A Florida assistant state attorney was suspended Friday for posting an offensive Facebook rant about Orlando in the hours after the mass shooting at a gay nightclub in the city.

"Downtown Orlando has no bottom. The entire city should be leveled," wrote Assistant State Attorney Kenneth Lewis last Sunday morning, as the news was beginning to spread that 49 people had been killed and 53 injured at the Pulse nightclub.

"It is a melting pot of 3rd world miscreants and ghetto thugs. It is void of culture," Lewis said in the post, which has since been deleted, but was captured by NBC affiliate WESH.

"If you live down there you do it at your own risk and at your own peril. If you go down there after dark there is seriously something wrong with you," added Lewis, who serves the Ninth Judicial Circuit, covering Orange and Osceola counties.

The Ninth Judicial Circuit's office spokeswoman Angela Starke told NBC News that Lewis was suspended because he violated the office's social media policy. Lewis did not immediately respond to a request for comment from NBC News.

The social media rules were added to the Ninth Judicial Circuit's code of conduct in 2015, and every employee is required to sign it, Starke said in a statement.

The policy, at least in part, was put into place because of Lewis' comments on Facebook in 2014.

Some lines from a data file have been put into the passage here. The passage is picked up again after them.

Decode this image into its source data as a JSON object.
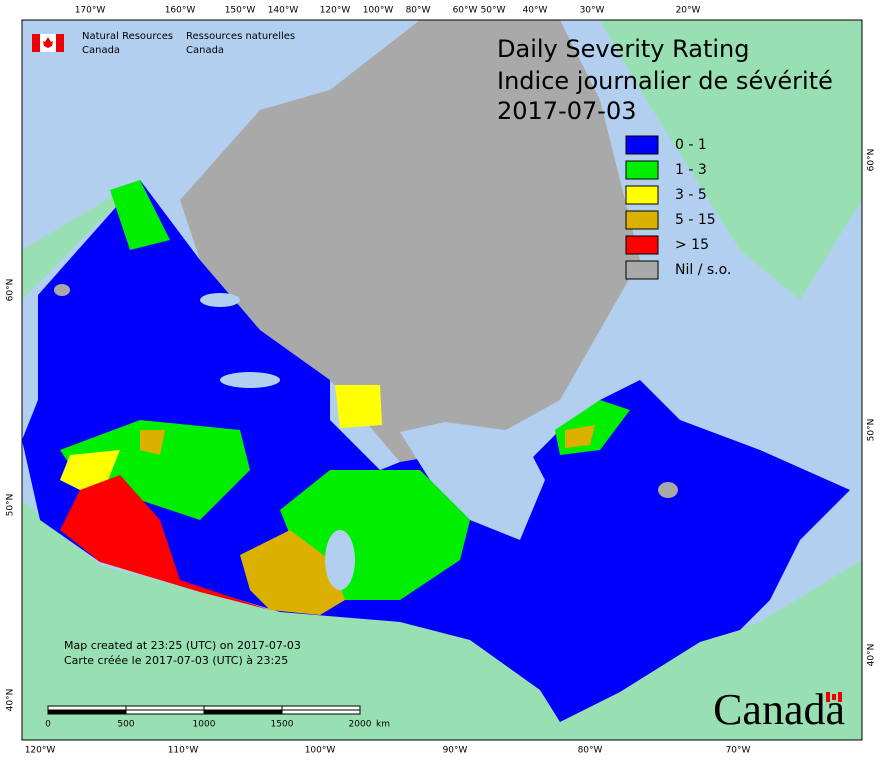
{
  "header": {
    "agency_en": [
      "Natural Resources",
      "Canada"
    ],
    "agency_fr": [
      "Ressources naturelles",
      "Canada"
    ]
  },
  "title": [
    "Daily Severity Rating",
    "Indice journalier de sévérité",
    "2017-07-03"
  ],
  "legend": [
    {
      "label": "0 - 1",
      "color": "#0000ff"
    },
    {
      "label": "1 - 3",
      "color": "#00ee00"
    },
    {
      "label": "3 - 5",
      "color": "#ffff00"
    },
    {
      "label": "5 - 15",
      "color": "#dcb000"
    },
    {
      "label": "> 15",
      "color": "#ff0000"
    },
    {
      "label": "Nil / s.o.",
      "color": "#a9a9a9"
    }
  ],
  "graticule": {
    "top": [
      "170°W",
      "160°W",
      "150°W",
      "140°W",
      "120°W",
      "100°W",
      "80°W",
      "60°W",
      "50°W",
      "40°W",
      "30°W",
      "20°W"
    ],
    "bottom": [
      "120°W",
      "110°W",
      "100°W",
      "90°W",
      "80°W",
      "70°W"
    ],
    "left": [
      "60°N",
      "50°N",
      "40°N"
    ],
    "right": [
      "60°N",
      "50°N",
      "40°N"
    ]
  },
  "notes": [
    "Map created at 23:25 (UTC) on 2017-07-03",
    "Carte créée le 2017-07-03 (UTC) à 23:25"
  ],
  "scale_bar": {
    "ticks": [
      "0",
      "500",
      "1000",
      "1500",
      "2000"
    ],
    "unit": "km"
  },
  "wordmark": "Canada"
}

Lewis was temporarily reassigned and forced to undergo sensitivity training after that Mother's Day post that read: "Happy Mother's Day to all the crack hoes out there. It' never too late to turn it around, tie your tubes, clean up your life and make difference to someone out there that deserves a better mother."

The "crack hoes" remark followed a post featuring a picture of Supreme Court Justice Sonia Sotomayor that said: "Reason enough why no country should ever engage in the practice of Affirmative Action again. This could be the result. Where would she be if she didn't hit the quota lottery? Here's a hint: 'Would you like to supersize that sir?'"

Lewis apologized for both posts, saying he thought they would only be visible to his Facebook friends, according to The Associated Press.

At the time, the Ninth Circuit's chief assistant and executive director, Richard Wallsh, said officials were "focusing in on corrective action in regards to Mr. Lewis," WESH reported.

But, Wallsh added, "at some point, we probably have to look at office-wide social media policies."